Selection of definitive molecules in each study group
A global correlation heat map demonstrated that molecular profiles could be used to segregate the two groups of study participants with GXP-negative and GXP-positive participants exhibiting clear correlations by Pearson correlation coefficient analysis (Figure 4A). The relative standard deviation of each feature of either GXP-negative or GXP-positive samples was calculated (Figure 4B-E). A threshold of 30% was used to select features in each group for statistics (Figure 4B-E, red line), resulting in 347 small metabolites and 217 lipids in the GXP-negative group, and 325 small metabolites and 198 lipids in the GXP-positive group (Figure 5A). The ion intensity distributions of 10 representative molecules in each participant group were identified as proline, all-trans-retinoic acid (RA), chalcone (CC), 5-hydroxyindole-3-acetic acid (HIAA), D-2-Aminobutyric acid (D2AA), uridine, cholesteryl ester (CE) 16:4, ceramide (Cer) 8:0, diacylglycerol (DG) 21:1, phosphatidylethanolamine (PE) 24:2, phosphatidylinositol (PI) 20:3, and phosphatidylserine (PS) 5:3 (Figure 5B).
Identification of 22 metabolite and lipid molecules associated with active TB status
Correlations between metabolites and lipid profiles detected in GXP-negative and GXP-positive groups were visualized using pairwise combinations of three clinical visits (Figure 6A) and those metabolites and lipids that were statistically significant by t-test identified in the volcano plots (Figure 6B, C). The molecules that were statistically significant at all three visits were marked as either red dots, meaning increased prevalence in GXP- positive group, or green dots, meaning decreased prevalence in GXP-positive group. In summary, 22 molecules – including 13 metabolites and 9 lipids – were identified that were statistically significant between the two groups at all three visits (Figure 6 B, C and Figure 7A, B).

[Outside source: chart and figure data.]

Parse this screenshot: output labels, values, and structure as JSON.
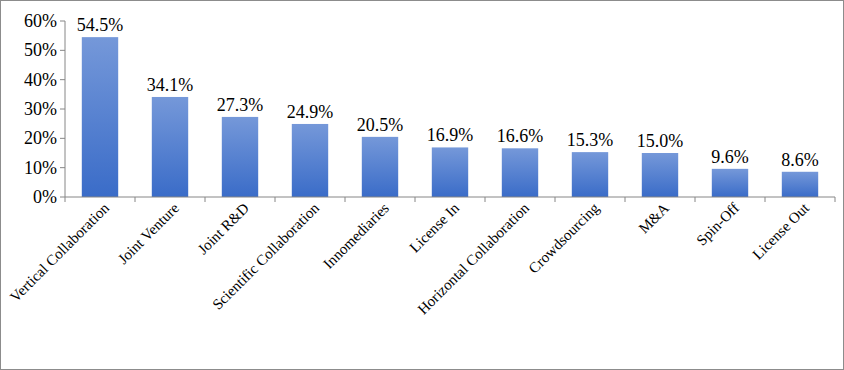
{
  "chart_data": {
    "type": "bar",
    "categories": [
      "Vertical Collaboration",
      "Joint Venture",
      "Joint R&D",
      "Scientific Collaboration",
      "Innomediaries",
      "License In",
      "Horizontal Collaboration",
      "Crowdsourcing",
      "M&A",
      "Spin-Off",
      "License Out"
    ],
    "values": [
      54.5,
      34.1,
      27.3,
      24.9,
      20.5,
      16.9,
      16.6,
      15.3,
      15.0,
      9.6,
      8.6
    ],
    "value_labels": [
      "54.5%",
      "34.1%",
      "27.3%",
      "24.9%",
      "20.5%",
      "16.9%",
      "16.6%",
      "15.3%",
      "15.0%",
      "9.6%",
      "8.6%"
    ],
    "color": "#3a6cc8",
    "ylim": [
      0,
      60
    ],
    "yticks": [
      {
        "value": 0,
        "label": "0%"
      },
      {
        "value": 10,
        "label": "10%"
      },
      {
        "value": 20,
        "label": "20%"
      },
      {
        "value": 30,
        "label": "30%"
      },
      {
        "value": 40,
        "label": "40%"
      },
      {
        "value": 50,
        "label": "50%"
      },
      {
        "value": 60,
        "label": "60%"
      }
    ],
    "grid": false,
    "data_labels": true
  }
}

We then evaluated the utility of the identified metabolites and/or lipids to distinguish GXP-negative from GXP-positive participants by generating ROC curves and calculating AUC values. The AUC for metabolites was ~87% (95% confidence interval: 0.832-0.919) and 93% (95% confidence interval: 0.889-0.971) for lipids to segregate between GXP-negative and GXP-positive study participants. When combined with metabolites and lipids, the AUC was slightly higher than using lipids only, ~97% (95% confidence interval: 0.926-0.986) in the segregation between GXP-negative and GXP-positive participants (Figure 7C). The correlation between the identified molecules was investigated by Pearson correlation coefficient analysis (Figure 7D), with the heatmap identifying seven molecules (Cer 8:0, uridine, PS 24:4, DG O-8:0, NAM, PI 20:4, PI 18:4) with the tightest correlation. In our previous work, we used significance analysis of microarrays (SAM) to identify those features with the most segregation power . Applying SAM analysis to the current dataset revealed 10 molecules (Figure 7E) that were significantly different between GXP-positive and GXP-negative samples, with PS 24:4 emerging as top driver of segregation between the two groups.